Monthly Archives: May 2009

Waiting for pictures

I’ve returned to Jerusalem after 14 very intense days with some awesome homeschooling families from Minnesota and Texas. Our travels around the country were amazing. I am waiting for pictures from the group to give an account of our time together.

The picture at the top of this post is a sunrise taken from the hilltop fortress of Masada, looking across the Dead Sea at the Mountains of Moab (in the country of Jordan).

Care to join me on the next trip?

The khamsin

Since I’ve been in Jerusalem, the weather has been cold and cloudy. Not the hot sun and dry heat I’ve been looking forward to (and have come to expect in Israel).

Two days ago I took this picture from the balcony of the apartment here in Jerusalem. You could see all the way to the Mountains of Moab in Jordan. This morning, what is known in the Middle East as the khamsin (also called the sharav) paid us a visit. The Khamsin is a scorchingly hot, dry desert wind which blows across Israel all the way from the Arabian Desert. I took this picture at the same time of day from the same balcony.
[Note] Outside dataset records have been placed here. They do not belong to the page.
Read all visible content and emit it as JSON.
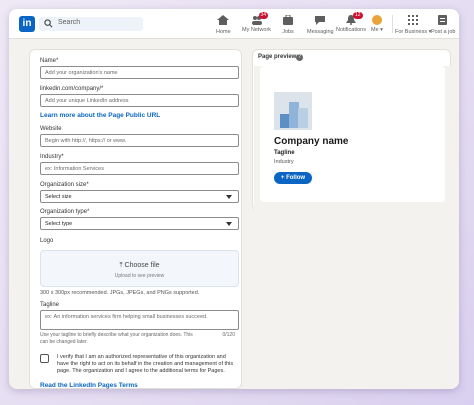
{
  "nav": {
    "logo": "in",
    "search_placeholder": "Search",
    "items": [
      {
        "label": "Home",
        "icon": "home-icon"
      },
      {
        "label": "My Network",
        "icon": "network-icon",
        "badge": "34"
      },
      {
        "label": "Jobs",
        "icon": "jobs-icon"
      },
      {
        "label": "Messaging",
        "icon": "messaging-icon"
      },
      {
        "label": "Notifications",
        "icon": "bell-icon",
        "badge": "12"
      },
      {
        "label": "Me",
        "icon": "avatar"
      },
      {
        "label": "For Business",
        "icon": "grid-icon"
      },
      {
        "label": "Post a job",
        "icon": "post-job-icon"
      }
    ]
  },
  "form": {
    "name_label": "Name*",
    "name_placeholder": "Add your organization's name",
    "url_label": "linkedin.com/company/*",
    "url_placeholder": "Add your unique LinkedIn address",
    "url_link": "Learn more about the Page Public URL",
    "website_label": "Website",
    "website_placeholder": "Begin with http://, https:// or www.",
    "industry_label": "Industry*",
    "industry_placeholder": "ex: Information Services",
    "size_label": "Organization size*",
    "size_value": "Select size",
    "type_label": "Organization type*",
    "type_value": "Select type",
    "logo_label": "Logo",
    "logo_choose": "Choose file",
    "logo_sub": "Upload to see preview",
    "logo_note": "300 x 300px recommended. JPGs, JPEGs, and PNGs supported.",
    "tagline_label": "Tagline",
    "tagline_placeholder": "ex: An information services firm helping small businesses succeed.",
    "tagline_hint": "Use your tagline to briefly describe what your organization does. This can be changed later.",
    "tagline_counter": "0/120",
    "verify_text": "I verify that I am an authorized representative of this organization and have the right to act on its behalf in the creation and management of this page. The organization and I agree to the additional terms for Pages.",
    "terms_link": "Read the LinkedIn Pages Terms"
  },
  "preview": {
    "title": "Page preview",
    "company_name": "Company name",
    "tagline": "Tagline",
    "industry": "Industry",
    "follow_label": "+ Follow"
  },
  "colors": {
    "brand": "#0a66c2",
    "badge": "#cb112d"
  }
}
We closed all the doors and windows tight and, still, the fine, yellow-brown dust seeped into the apartment, covering everything, including my computer. The temperature today was 85 degrees. Tomorrow it drops 20 degrees and stays cool all next week.

Tomorrow I wash clothes and pack for the upcoming 2-week tour beginning Wednesday. So, I will probably not be blogging for a couple of weeks.
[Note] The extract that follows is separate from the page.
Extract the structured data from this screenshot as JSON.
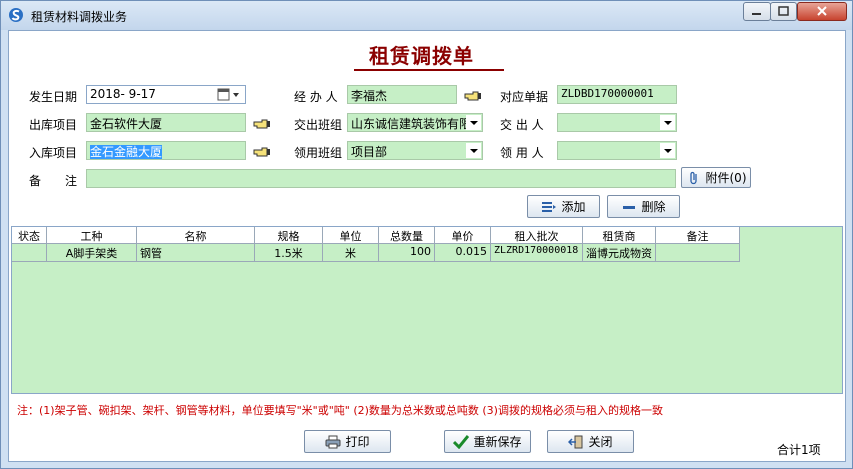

So far it’s either been too cold or too dusty to get out much. Only one day so far. I hope to go downtown tomorrow if the dust settles. I’ve become pretty good at Sudoku.
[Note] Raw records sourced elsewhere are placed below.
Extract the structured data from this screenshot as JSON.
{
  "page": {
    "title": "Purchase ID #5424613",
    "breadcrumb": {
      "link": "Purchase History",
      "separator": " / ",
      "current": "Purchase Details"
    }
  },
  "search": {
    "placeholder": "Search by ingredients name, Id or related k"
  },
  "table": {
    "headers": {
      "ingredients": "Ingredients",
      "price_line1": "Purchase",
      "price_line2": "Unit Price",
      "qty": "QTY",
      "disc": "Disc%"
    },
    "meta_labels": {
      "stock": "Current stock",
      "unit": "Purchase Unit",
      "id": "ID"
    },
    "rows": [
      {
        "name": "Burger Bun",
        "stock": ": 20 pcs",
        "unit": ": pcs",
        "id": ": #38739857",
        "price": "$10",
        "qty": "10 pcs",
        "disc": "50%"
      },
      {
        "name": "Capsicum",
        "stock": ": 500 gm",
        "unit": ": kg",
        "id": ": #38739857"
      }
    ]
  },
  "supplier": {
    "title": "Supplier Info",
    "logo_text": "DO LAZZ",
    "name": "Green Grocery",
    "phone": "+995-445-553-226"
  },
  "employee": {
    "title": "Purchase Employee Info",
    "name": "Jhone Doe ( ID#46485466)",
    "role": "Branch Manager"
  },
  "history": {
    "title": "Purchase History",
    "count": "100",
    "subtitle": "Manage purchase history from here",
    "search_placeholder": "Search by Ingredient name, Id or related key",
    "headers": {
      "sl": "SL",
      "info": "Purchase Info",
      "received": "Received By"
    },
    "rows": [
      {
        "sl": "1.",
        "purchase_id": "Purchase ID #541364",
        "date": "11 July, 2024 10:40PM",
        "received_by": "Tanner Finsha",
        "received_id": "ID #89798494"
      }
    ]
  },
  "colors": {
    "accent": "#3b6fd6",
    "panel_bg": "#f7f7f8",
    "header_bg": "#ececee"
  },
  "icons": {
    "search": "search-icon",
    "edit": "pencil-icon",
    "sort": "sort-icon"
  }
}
See you all in a couple of weeks. Shalom…

First Sabbath

Arrived at Scott & Theresa’s apt late Wed night and spent Fri chilling out and catching up on sleep. “Chilling out” is the operative phrase. It’s cold here!

Friday Theresa cooked most of the day and the soldiers (plus others) gathered for the Sabbath meal (about 15 of us). Scott cooked his famous chicken wangs (these guys are from east Tennessee) and we waited to eat until some of the more orthodox Jewish soldiers returned from synagogue.

We all ate until I could hardly get upstairs to bed. Everyone else stayed up and played games, some until after 3AM.

Today (Sat) is Shabbat, so I wasn’t awakened by the usual sound of diesel buses roaring up the hill. Instead, it was the crows cawing at one another. Today was a little warmer. Nothing moves on Saturday except Arab and non-religious Jews in their cars, so it’s very quiet.

I took a walk up the hill and photographed some of the spring flowers: 1 2. I particularly like this picture of the desert south of Jerusalem where it blooms for about 2 weeks/year.

I walked up to Abraham’s Overlook. You can see the Temple Mount in the distance although it’s a cloudy day. Use your imagination to take away everything man-made and you will see what Abraham saw when he first arrived at the place where I stood to take this picture: A low hill called “Mt. Moriah” where God told him to sacrifice Isaac (on the spot where the golden dome now stands).

From the balcony of Scott and Theresa’s apt, I could look east and see all the way to the Mountains of Moab. These mountains can only be seen from here a few days/year. Don’t know why they can be seen today as overcast as it is. They are on the eastern side of the Jordan River in the country of Jordan, so you can see how close I live to the Jordanian border.

Several soldiers stayed the night and we are all spending a very lazy day eating, reading and being on our computers.